Carole James has declared the NDP’s internecine war is over, which is like a peace treaty signed by one side.
And the next, automatic Liberal premier? Bill (The Other) Bennett would drive Wikipedia staff crazy — a second Bill (Son of Wacky) Bennett premier. How to differentiate? I looked up The Other in Who’s Who and, madly, the two Bill Bennetts even share the same middle initial, “R.”
Fortunately for clarity, The Other Bill doesn’t crave the job.
Early possibles: Kevin (If This is Premier Timber, Find a Fast Cure for the Pine Beetle) Falcon; Colin (Don’t Blame Me, I’m Only the Messenger) Hansen; Rick (Book ’em, Sarge) Coleman; George (Mike Smyth Likes Me, He Likes Me!) Abbott.
Definitely in: Moira Stilwell. Definitely out: Surrey Mayor Dianne (If We Held a Contest, First Prize Would Be an All-Expenses-Paid Week in Surrey, Second Prize, Three Weeks in Surrey) Watts.

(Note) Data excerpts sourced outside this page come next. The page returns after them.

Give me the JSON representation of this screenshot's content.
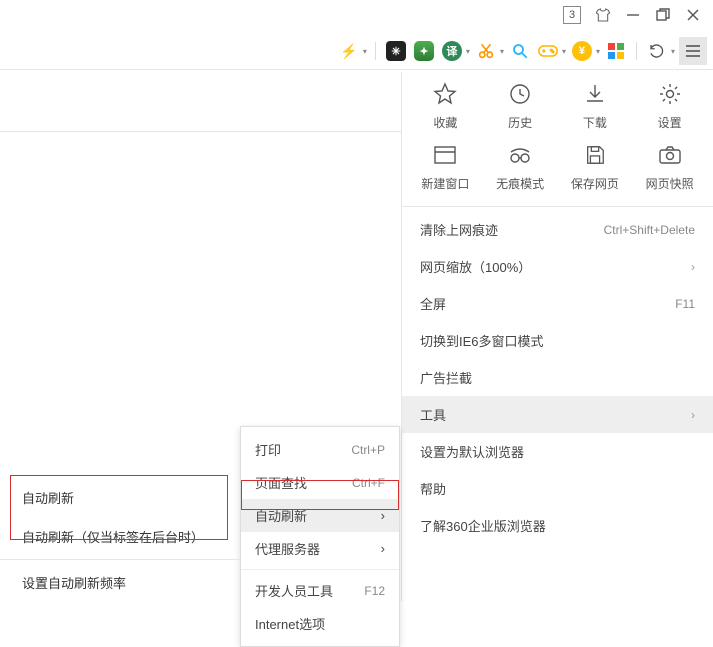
{
  "titlebar": {
    "badge": "3"
  },
  "toolbar": {
    "lightning": "⚡",
    "translate": "译",
    "currency": "¥"
  },
  "grid": [
    {
      "label": "收藏"
    },
    {
      "label": "历史"
    },
    {
      "label": "下载"
    },
    {
      "label": "设置"
    },
    {
      "label": "新建窗口"
    },
    {
      "label": "无痕模式"
    },
    {
      "label": "保存网页"
    },
    {
      "label": "网页快照"
    }
  ],
  "menu": {
    "clear_trace": "清除上网痕迹",
    "clear_trace_short": "Ctrl+Shift+Delete",
    "zoom": "网页缩放（100%）",
    "fullscreen": "全屏",
    "fullscreen_short": "F11",
    "ie6": "切换到IE6多窗口模式",
    "adblock": "广告拦截",
    "tools": "工具",
    "set_default": "设置为默认浏览器",
    "help": "帮助",
    "about": "了解360企业版浏览器"
  },
  "tools_sub": {
    "print": "打印",
    "print_short": "Ctrl+P",
    "find": "页面查找",
    "find_short": "Ctrl+F",
    "auto_refresh": "自动刷新",
    "proxy": "代理服务器",
    "devtools": "开发人员工具",
    "devtools_short": "F12",
    "ie_options": "Internet选项"
  },
  "refresh_sub": {
    "auto_refresh": "自动刷新",
    "auto_refresh_bg": "自动刷新（仅当标签在后台时）",
    "set_freq": "设置自动刷新频率"
  }
}
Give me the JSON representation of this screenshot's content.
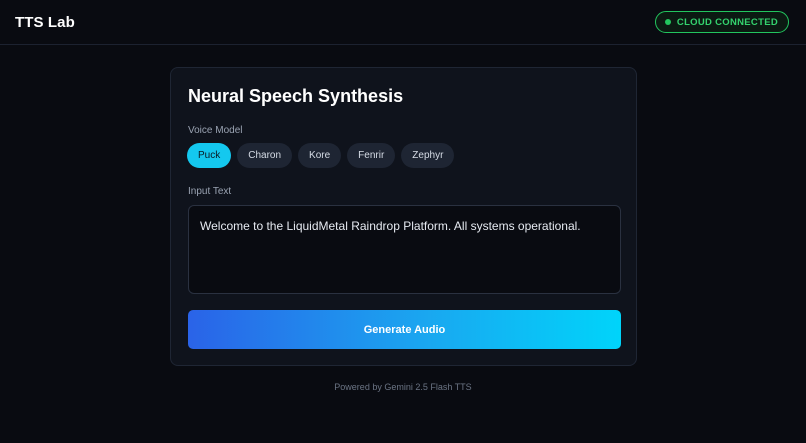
{
  "app": {
    "title": "TTS Lab"
  },
  "status": {
    "label": "CLOUD CONNECTED",
    "color": "#22c55e",
    "icon": "status-dot-icon"
  },
  "card": {
    "title": "Neural Speech Synthesis",
    "voice_label": "Voice Model",
    "voices": [
      {
        "label": "Puck",
        "selected": true
      },
      {
        "label": "Charon",
        "selected": false
      },
      {
        "label": "Kore",
        "selected": false
      },
      {
        "label": "Fenrir",
        "selected": false
      },
      {
        "label": "Zephyr",
        "selected": false
      }
    ],
    "input_label": "Input Text",
    "input_value": "Welcome to the LiquidMetal Raindrop Platform. All systems operational.",
    "generate_label": "Generate Audio"
  },
  "footer": {
    "text": "Powered by Gemini 2.5 Flash TTS"
  },
  "colors": {
    "accent": "#14c8ef",
    "background": "#090b11"
  }
}
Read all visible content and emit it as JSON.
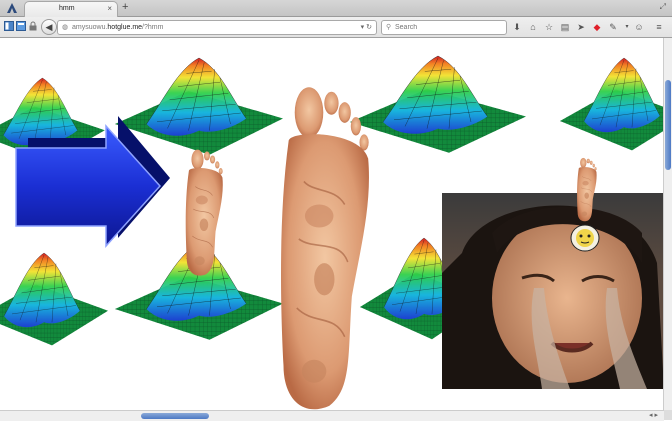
{
  "browser": {
    "tab_title": "hmm",
    "tab_close": "×",
    "new_tab": "+",
    "url_host": "amysuowu.hotglue.me",
    "url_prefix": "",
    "url_path": "/?hmm",
    "url_display_before_host": "amysuowu.",
    "url_display_host_bold": "hotglue.me",
    "search_placeholder": "Search",
    "accent": "#4d79c4"
  },
  "toolbar_icons": [
    "download-icon",
    "home-icon",
    "bookmark-star-icon",
    "library-icon",
    "share-icon",
    "stop-icon",
    "extension-icon",
    "chat-icon",
    "menu-icon"
  ],
  "page": {
    "background": "#ffffff",
    "images": [
      "surface-plot",
      "blue-arrow",
      "foot-small",
      "foot-large",
      "crying-face-photo",
      "foot-tiny",
      "moon-face"
    ]
  }
}
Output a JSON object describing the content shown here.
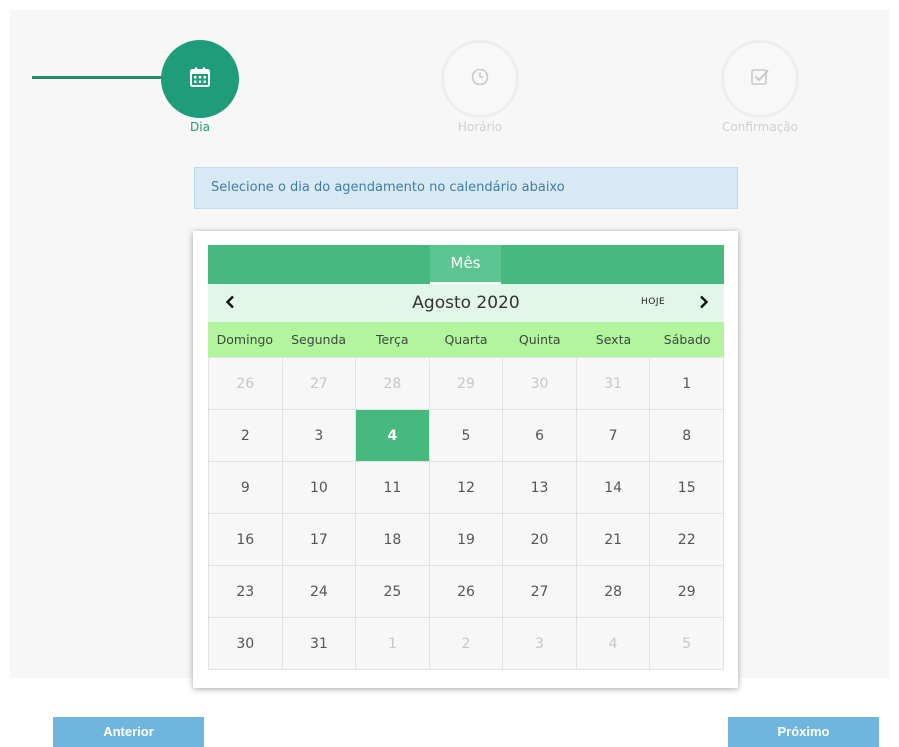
{
  "stepper": {
    "steps": [
      {
        "label": "Dia",
        "icon": "calendar-icon",
        "state": "active"
      },
      {
        "label": "Horário",
        "icon": "clock-icon",
        "state": "inactive"
      },
      {
        "label": "Confirmação",
        "icon": "checkbox-icon",
        "state": "inactive"
      }
    ]
  },
  "info": {
    "text": "Selecione o dia do agendamento no calendário abaixo"
  },
  "calendar": {
    "view_tab": "Mês",
    "month_title": "Agosto 2020",
    "today_button": "HOJE",
    "weekdays": [
      "Domingo",
      "Segunda",
      "Terça",
      "Quarta",
      "Quinta",
      "Sexta",
      "Sábado"
    ],
    "weeks": [
      [
        {
          "d": "26",
          "m": true
        },
        {
          "d": "27",
          "m": true
        },
        {
          "d": "28",
          "m": true
        },
        {
          "d": "29",
          "m": true
        },
        {
          "d": "30",
          "m": true
        },
        {
          "d": "31",
          "m": true
        },
        {
          "d": "1"
        }
      ],
      [
        {
          "d": "2"
        },
        {
          "d": "3"
        },
        {
          "d": "4",
          "sel": true
        },
        {
          "d": "5"
        },
        {
          "d": "6"
        },
        {
          "d": "7"
        },
        {
          "d": "8"
        }
      ],
      [
        {
          "d": "9"
        },
        {
          "d": "10"
        },
        {
          "d": "11"
        },
        {
          "d": "12"
        },
        {
          "d": "13"
        },
        {
          "d": "14"
        },
        {
          "d": "15"
        }
      ],
      [
        {
          "d": "16"
        },
        {
          "d": "17"
        },
        {
          "d": "18"
        },
        {
          "d": "19"
        },
        {
          "d": "20"
        },
        {
          "d": "21"
        },
        {
          "d": "22"
        }
      ],
      [
        {
          "d": "23"
        },
        {
          "d": "24"
        },
        {
          "d": "25"
        },
        {
          "d": "26"
        },
        {
          "d": "27"
        },
        {
          "d": "28"
        },
        {
          "d": "29"
        }
      ],
      [
        {
          "d": "30"
        },
        {
          "d": "31"
        },
        {
          "d": "1",
          "m": true
        },
        {
          "d": "2",
          "m": true
        },
        {
          "d": "3",
          "m": true
        },
        {
          "d": "4",
          "m": true
        },
        {
          "d": "5",
          "m": true
        }
      ]
    ],
    "selected_day": "4"
  },
  "buttons": {
    "previous": "Anterior",
    "next": "Próximo"
  },
  "colors": {
    "accent": "#1f9c7a",
    "calendar_header": "#46b97f",
    "weekday_row": "#b2f59e",
    "button": "#6eb6dd",
    "info_bg": "#d6e9f4"
  }
}
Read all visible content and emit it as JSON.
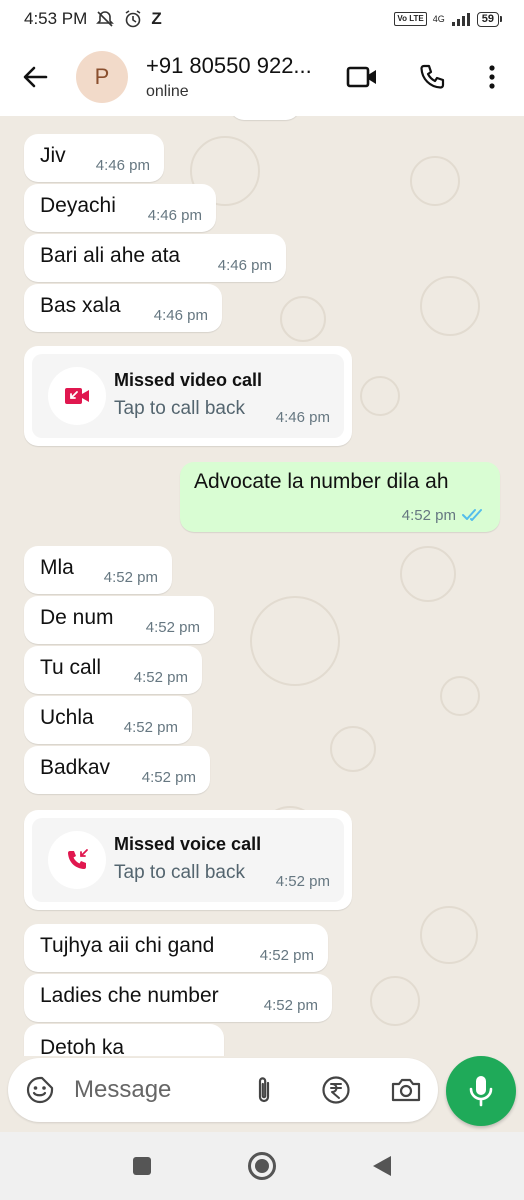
{
  "status_bar": {
    "time": "4:53 PM",
    "carrier_glyph": "Z",
    "volte": "Vo LTE",
    "network": "4G",
    "battery": "59"
  },
  "header": {
    "avatar_letter": "P",
    "name": "+91 80550 922...",
    "status": "online"
  },
  "messages": [
    {
      "text": "Jiv",
      "time": "4:46 pm"
    },
    {
      "text": "Deyachi",
      "time": "4:46 pm"
    },
    {
      "text": "Bari ali ahe ata",
      "time": "4:46 pm"
    },
    {
      "text": "Bas xala",
      "time": "4:46 pm"
    },
    {
      "text": "Advocate la number dila  ah",
      "time": "4:52 pm"
    },
    {
      "text": "Mla",
      "time": "4:52 pm"
    },
    {
      "text": "De num",
      "time": "4:52 pm"
    },
    {
      "text": "Tu call",
      "time": "4:52 pm"
    },
    {
      "text": "Uchla",
      "time": "4:52 pm"
    },
    {
      "text": "Badkav",
      "time": "4:52 pm"
    },
    {
      "text": "Tujhya aii chi gand",
      "time": "4:52 pm"
    },
    {
      "text": "Ladies che number",
      "time": "4:52 pm"
    },
    {
      "text": "Detoh ka",
      "time": ""
    }
  ],
  "missed_calls": [
    {
      "title": "Missed video call",
      "subtitle": "Tap to call back",
      "time": "4:46 pm",
      "icon": "missed-video-call-icon"
    },
    {
      "title": "Missed voice call",
      "subtitle": "Tap to call back",
      "time": "4:52 pm",
      "icon": "missed-voice-call-icon"
    }
  ],
  "input": {
    "placeholder": "Message"
  },
  "colors": {
    "outgoing_bubble": "#d9fdd3",
    "incoming_bubble": "#ffffff",
    "chat_background": "#efeae2",
    "mic_button": "#1faa59",
    "read_ticks": "#53bdeb",
    "missed_call_red": "#e0174f"
  }
}
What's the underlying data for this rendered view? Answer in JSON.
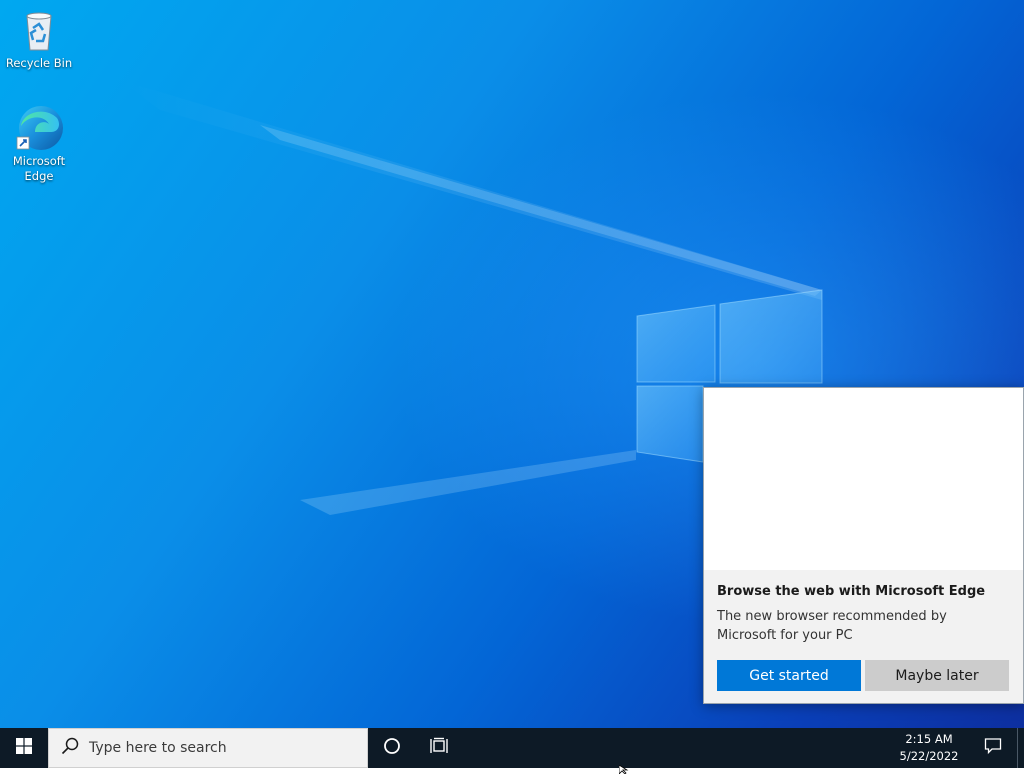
{
  "desktop": {
    "icons": [
      {
        "label": "Recycle Bin",
        "icon": "recycle-bin-icon"
      },
      {
        "label": "Microsoft Edge",
        "icon": "edge-icon"
      }
    ]
  },
  "flyout": {
    "title": "Browse the web with Microsoft Edge",
    "description": "The new browser recommended by Microsoft for your PC",
    "primary_label": "Get started",
    "secondary_label": "Maybe later"
  },
  "taskbar": {
    "start_icon": "windows-logo-icon",
    "search_placeholder": "Type here to search",
    "cortana_icon": "cortana-circle-icon",
    "task_view_icon": "task-view-icon",
    "time": "2:15 AM",
    "date": "5/22/2022",
    "notification_icon": "action-center-icon"
  },
  "colors": {
    "accent": "#0078d7",
    "taskbar": "#0d1a26"
  }
}
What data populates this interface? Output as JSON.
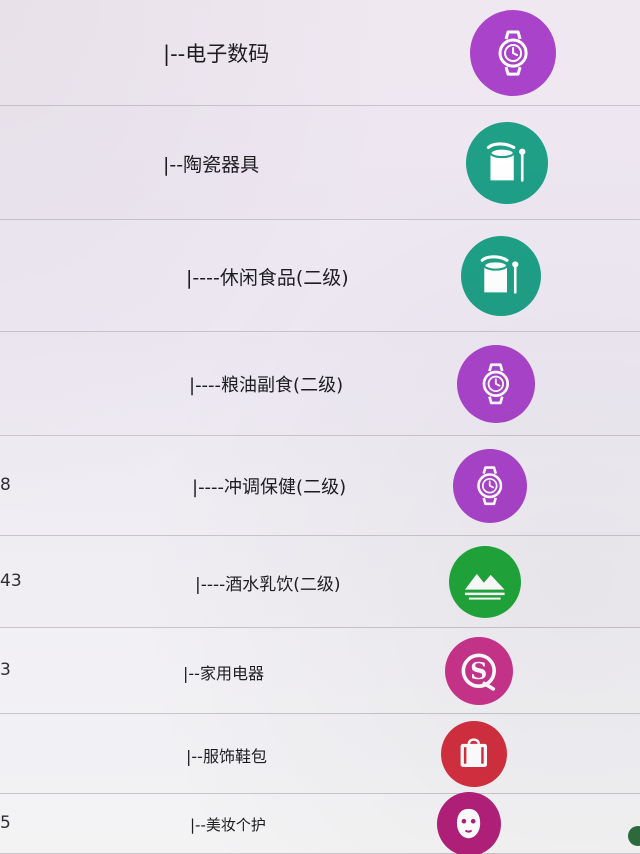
{
  "category_list": {
    "rows": [
      {
        "id": "",
        "name": "|--电子数码",
        "icon": "watch-icon",
        "color": "#a943c9"
      },
      {
        "id": "",
        "name": "|--陶瓷器具",
        "icon": "cup-icon",
        "color": "#1e9f86"
      },
      {
        "id": "",
        "name": "|----休闲食品(二级)",
        "icon": "cup-icon",
        "color": "#1e9f86"
      },
      {
        "id": "",
        "name": "|----粮油副食(二级)",
        "icon": "watch-icon",
        "color": "#a943c9"
      },
      {
        "id": "8",
        "name": "|----冲调保健(二级)",
        "icon": "watch-icon",
        "color": "#a943c9"
      },
      {
        "id": "43",
        "name": "|----酒水乳饮(二级)",
        "icon": "mountain-icon",
        "color": "#20a53a"
      },
      {
        "id": "3",
        "name": "|--家用电器",
        "icon": "s-logo-icon",
        "color": "#c8338a"
      },
      {
        "id": "",
        "name": "|--服饰鞋包",
        "icon": "bag-icon",
        "color": "#d22f3f"
      },
      {
        "id": "5",
        "name": "|--美妆个护",
        "icon": "face-mask-icon",
        "color": "#b1207a"
      }
    ]
  }
}
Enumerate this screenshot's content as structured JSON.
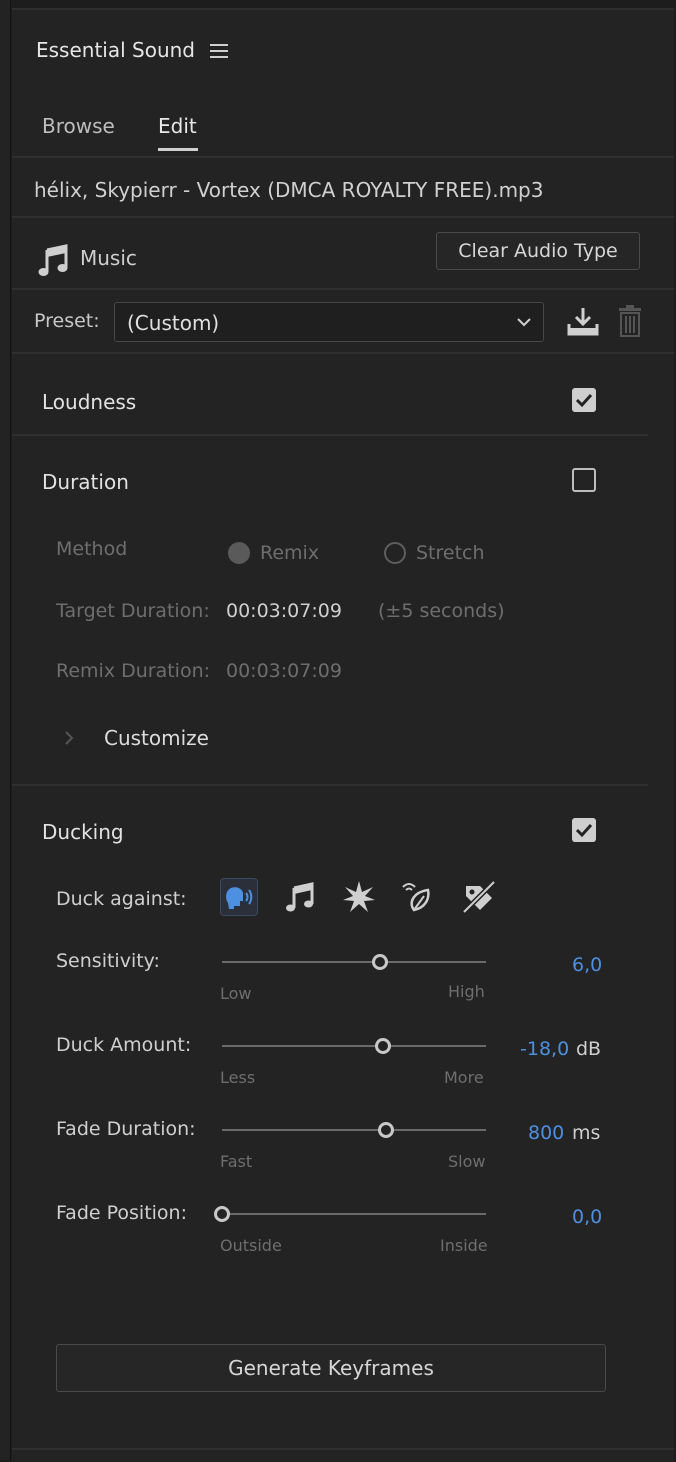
{
  "panel": {
    "title": "Essential Sound",
    "tabs": [
      {
        "label": "Browse"
      },
      {
        "label": "Edit"
      }
    ],
    "active_tab": "Edit"
  },
  "clip": {
    "filename": "hélix, Skypierr - Vortex (DMCA  ROYALTY FREE).mp3",
    "audio_type": "Music",
    "clear_button": "Clear Audio Type"
  },
  "preset": {
    "label": "Preset:",
    "value": "(Custom)"
  },
  "loudness": {
    "title": "Loudness",
    "checked": true
  },
  "duration": {
    "title": "Duration",
    "checked": false,
    "method_label": "Method",
    "method_options": [
      "Remix",
      "Stretch"
    ],
    "method_selected": "Remix",
    "target_label": "Target Duration:",
    "target_value": "00:03:07:09",
    "target_hint": "(±5 seconds)",
    "remix_label": "Remix Duration:",
    "remix_value": "00:03:07:09",
    "customize_label": "Customize"
  },
  "ducking": {
    "title": "Ducking",
    "checked": true,
    "duck_against_label": "Duck against:",
    "duck_against_icons": [
      "dialogue-icon",
      "music-icon",
      "sfx-icon",
      "ambience-icon",
      "untagged-icon"
    ],
    "duck_against_selected": "dialogue-icon",
    "sliders": [
      {
        "label": "Sensitivity:",
        "min_label": "Low",
        "max_label": "High",
        "value": "6,0",
        "unit": "",
        "level": 0.6
      },
      {
        "label": "Duck Amount:",
        "min_label": "Less",
        "max_label": "More",
        "value": "-18,0",
        "unit": "dB",
        "level": 0.61
      },
      {
        "label": "Fade Duration:",
        "min_label": "Fast",
        "max_label": "Slow",
        "value": "800",
        "unit": "ms",
        "level": 0.62
      },
      {
        "label": "Fade Position:",
        "min_label": "Outside",
        "max_label": "Inside",
        "value": "0,0",
        "unit": "",
        "level": 0.0
      }
    ],
    "generate_button": "Generate Keyframes"
  },
  "colors": {
    "accent": "#4d8fe0",
    "panel_bg": "#232323"
  }
}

Resounding no: Liberal pin-up Carole (I Vant To Be Alone More Than Greta Garbo) Taylor.
Turning briefly to the recall movement: If only there was legislation to recall disastrous Vancouver Mayor Gregor (Effing) Robertson.
– – –
An angry reader writes that no Department of Veterans Affairs representative was present to lay a wreath at this month’s Remembrance Day ceremony, aiming some criticism at John Weston, who was absent.
No mystery: The West Vancouver-Sunshine Coast-Sea to Sky member of Parliament — recently knocked for showering strongly partisan newsletters on constituents — was attending the Sechelt cenotaph ceremonies. Representing Weston and the government of Canada at the West Van cenotaph was Vivienne Bromley, his constituency assistant, and husband David.
Speaking of newsletters, West Vancouver-Capilano MLA Ralph Sultan’s fall newsletter, What I Did On My Summer Vacation, is a genially witty gem of its kind. Not least of Premier Campbell’s mistakes was that he kept the hugely popular Sultan, a Harvard economics grad with top banking experience, on the back benches. Bet Campbell didn’t dare spit in his face, though.